On Monday, Jan. 10, in its first meeting of 2022, the Princeton Town Council announced it was reimplementing a mask mandate in all public indoor spaces. The mandate will go into effect at 5 a.m. on Thursday, Jan. 13. The mandate will stay in place until 12:00 a.m. on Jan. 31, though it can be extended.
According to the Princeton municipal government’s news release, the indoor spaces under the mandate include “restaurants, bars, gymnasiums, dance studios, recreation facilities, retail stores, cafes, supermarkets, convenience stores, places of worship, commercial establishments, salons, barbershops, banks, healthcare facilities, hotels, and government buildings and facilities.”
The order comes as COVID-19 case numbers at both the University and the town are at the highest levels recorded since the beginning of the pandemic. The University has already implemented numerous measures in the wake of the most recent surge.
Princeton Mayor Mark Freda and the Office of Emergency Management also issued a State of Emergency in an effort to combat the spread of the omicron variant. This also comes as New Jersey Governor Phil Murphy re-instated a Public Health Emergency due to “the continued threat of COVID-19 and the rapidly spreading Omicron variant.”
“Princeton’s record level of COVID-19 cases, combined with the colder weather that has driven people indoors, the spike in the demand for testing and increase in hospitalizations, has prompted us to take these appropriate steps,” Michael Yeh, Princeton’s Director of Emergency Services, said in a press release.
Jeffrey Grosser, the Deputy Administrator of Health and Community Services in Princeton, announced the mandate during the meeting.
“At this point, community prevention is really our best effort and trying to slow the rapid infection throughout the rest of the community,” he said. “The next few weeks will be tough, but like we did in previous surges, we're going to get through this one as well.”
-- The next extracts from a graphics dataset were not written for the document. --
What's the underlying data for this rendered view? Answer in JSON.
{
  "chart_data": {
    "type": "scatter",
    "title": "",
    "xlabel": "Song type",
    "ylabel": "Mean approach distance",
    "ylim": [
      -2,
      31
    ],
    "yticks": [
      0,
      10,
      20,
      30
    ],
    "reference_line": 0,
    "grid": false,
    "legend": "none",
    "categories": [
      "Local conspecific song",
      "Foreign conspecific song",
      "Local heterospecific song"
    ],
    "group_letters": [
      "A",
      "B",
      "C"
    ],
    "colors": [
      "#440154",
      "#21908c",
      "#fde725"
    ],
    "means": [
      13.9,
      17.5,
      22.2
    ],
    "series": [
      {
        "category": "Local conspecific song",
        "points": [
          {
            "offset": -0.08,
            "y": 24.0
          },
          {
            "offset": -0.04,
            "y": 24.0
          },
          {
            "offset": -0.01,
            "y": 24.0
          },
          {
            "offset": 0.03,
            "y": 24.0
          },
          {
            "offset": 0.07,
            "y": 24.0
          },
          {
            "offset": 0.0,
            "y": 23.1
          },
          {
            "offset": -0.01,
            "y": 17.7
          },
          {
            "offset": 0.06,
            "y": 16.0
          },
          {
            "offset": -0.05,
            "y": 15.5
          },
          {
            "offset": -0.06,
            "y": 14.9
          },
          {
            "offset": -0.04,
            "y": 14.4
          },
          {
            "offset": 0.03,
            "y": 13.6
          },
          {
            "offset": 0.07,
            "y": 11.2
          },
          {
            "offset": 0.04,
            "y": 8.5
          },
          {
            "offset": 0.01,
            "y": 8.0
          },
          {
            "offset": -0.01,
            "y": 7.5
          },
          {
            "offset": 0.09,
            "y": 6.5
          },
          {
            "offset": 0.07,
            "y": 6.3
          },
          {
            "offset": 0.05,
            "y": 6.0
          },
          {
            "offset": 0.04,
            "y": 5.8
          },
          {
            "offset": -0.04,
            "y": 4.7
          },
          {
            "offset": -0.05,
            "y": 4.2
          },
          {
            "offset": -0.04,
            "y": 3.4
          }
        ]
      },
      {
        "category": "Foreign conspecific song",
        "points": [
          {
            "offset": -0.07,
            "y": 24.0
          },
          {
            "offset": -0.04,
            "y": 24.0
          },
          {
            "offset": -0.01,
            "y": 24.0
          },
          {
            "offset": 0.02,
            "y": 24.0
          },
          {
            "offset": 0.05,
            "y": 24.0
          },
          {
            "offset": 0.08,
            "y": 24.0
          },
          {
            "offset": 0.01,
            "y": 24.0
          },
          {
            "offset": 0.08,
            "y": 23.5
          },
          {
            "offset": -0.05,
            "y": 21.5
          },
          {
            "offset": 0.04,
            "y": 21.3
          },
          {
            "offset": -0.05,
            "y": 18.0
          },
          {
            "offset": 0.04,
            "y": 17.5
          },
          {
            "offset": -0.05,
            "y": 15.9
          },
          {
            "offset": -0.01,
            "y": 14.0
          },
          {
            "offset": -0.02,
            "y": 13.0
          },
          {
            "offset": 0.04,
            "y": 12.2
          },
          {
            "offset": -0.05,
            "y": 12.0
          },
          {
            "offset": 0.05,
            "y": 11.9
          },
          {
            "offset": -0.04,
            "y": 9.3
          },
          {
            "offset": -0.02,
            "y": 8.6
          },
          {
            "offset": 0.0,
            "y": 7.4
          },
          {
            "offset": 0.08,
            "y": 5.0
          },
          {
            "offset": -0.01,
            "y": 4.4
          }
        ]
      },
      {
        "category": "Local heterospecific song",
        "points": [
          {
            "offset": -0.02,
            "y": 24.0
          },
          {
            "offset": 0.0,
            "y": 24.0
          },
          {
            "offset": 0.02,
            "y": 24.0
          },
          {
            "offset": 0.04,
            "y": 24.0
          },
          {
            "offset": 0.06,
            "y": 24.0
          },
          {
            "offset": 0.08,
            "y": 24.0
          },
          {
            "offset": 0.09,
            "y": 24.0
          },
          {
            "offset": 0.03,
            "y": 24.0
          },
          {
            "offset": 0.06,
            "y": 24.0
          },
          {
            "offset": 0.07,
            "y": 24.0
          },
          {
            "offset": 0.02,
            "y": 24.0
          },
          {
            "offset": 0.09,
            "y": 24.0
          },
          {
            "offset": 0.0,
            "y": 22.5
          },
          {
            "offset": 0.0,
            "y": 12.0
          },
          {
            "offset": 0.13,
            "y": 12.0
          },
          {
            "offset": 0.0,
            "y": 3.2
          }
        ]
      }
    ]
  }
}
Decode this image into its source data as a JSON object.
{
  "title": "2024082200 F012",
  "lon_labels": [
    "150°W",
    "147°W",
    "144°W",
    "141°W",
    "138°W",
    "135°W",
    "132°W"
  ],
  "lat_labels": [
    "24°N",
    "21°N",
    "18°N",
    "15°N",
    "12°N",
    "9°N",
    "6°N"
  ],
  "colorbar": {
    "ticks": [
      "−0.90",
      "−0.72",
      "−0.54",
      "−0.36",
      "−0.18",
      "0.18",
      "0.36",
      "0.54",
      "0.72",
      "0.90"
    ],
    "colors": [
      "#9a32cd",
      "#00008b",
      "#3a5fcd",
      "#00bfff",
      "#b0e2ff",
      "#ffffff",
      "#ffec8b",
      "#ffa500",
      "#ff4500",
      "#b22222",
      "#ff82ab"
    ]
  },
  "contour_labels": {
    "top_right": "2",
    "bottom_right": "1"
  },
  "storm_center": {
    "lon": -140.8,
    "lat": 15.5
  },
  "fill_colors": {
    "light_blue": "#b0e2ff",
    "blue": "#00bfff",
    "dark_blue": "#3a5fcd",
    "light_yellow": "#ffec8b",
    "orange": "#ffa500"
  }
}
When asked if the mandate had anything to do with the University’s numbers or the upcoming semester, Grosser wrote in an email to The Daily Princetonian, “The town’s mask mandate was based upon community transmission over the course of the past three weeks and the effort to slow down spread of COVID cases that have been overwhelming our local hospitals.”
“Many public locations around town already required/strongly encouraged mask-wearing inside. This will aim at creating a more uniform approach at curtailing community spread of COVID-19 cases,” Grosser continued.
On top of wearing “well-fitting” masks like N-95s and KN-95s, Grosser emphasized the importance of getting fully vaccinated. According to him, the town is at about a 60 percent booster vaccination rate, compared to the rest of the country, which stood at 36.5 percent as of Jan. 10.
The University is requiring all students to receive the booster vaccination.
Later in the meeting, the Arts Council of Princeton announced April Arts Month, a month-long arts festival in conjunction with the University. Festivities will include the Princeton Piano Project, which involves painted pianos popping up around the town, and the first annual Porchfest, where musicians can play on people’s porches around town.
Councilmembers said they were excited about the event, with newly-elected Councilmember Leighton Newlin saying, “This is what we need here in Princeton: more culture through arts and building community.”
The full meeting can be viewed on YouTube here.
The next Council meeting will be held on Monday, Jan. 24.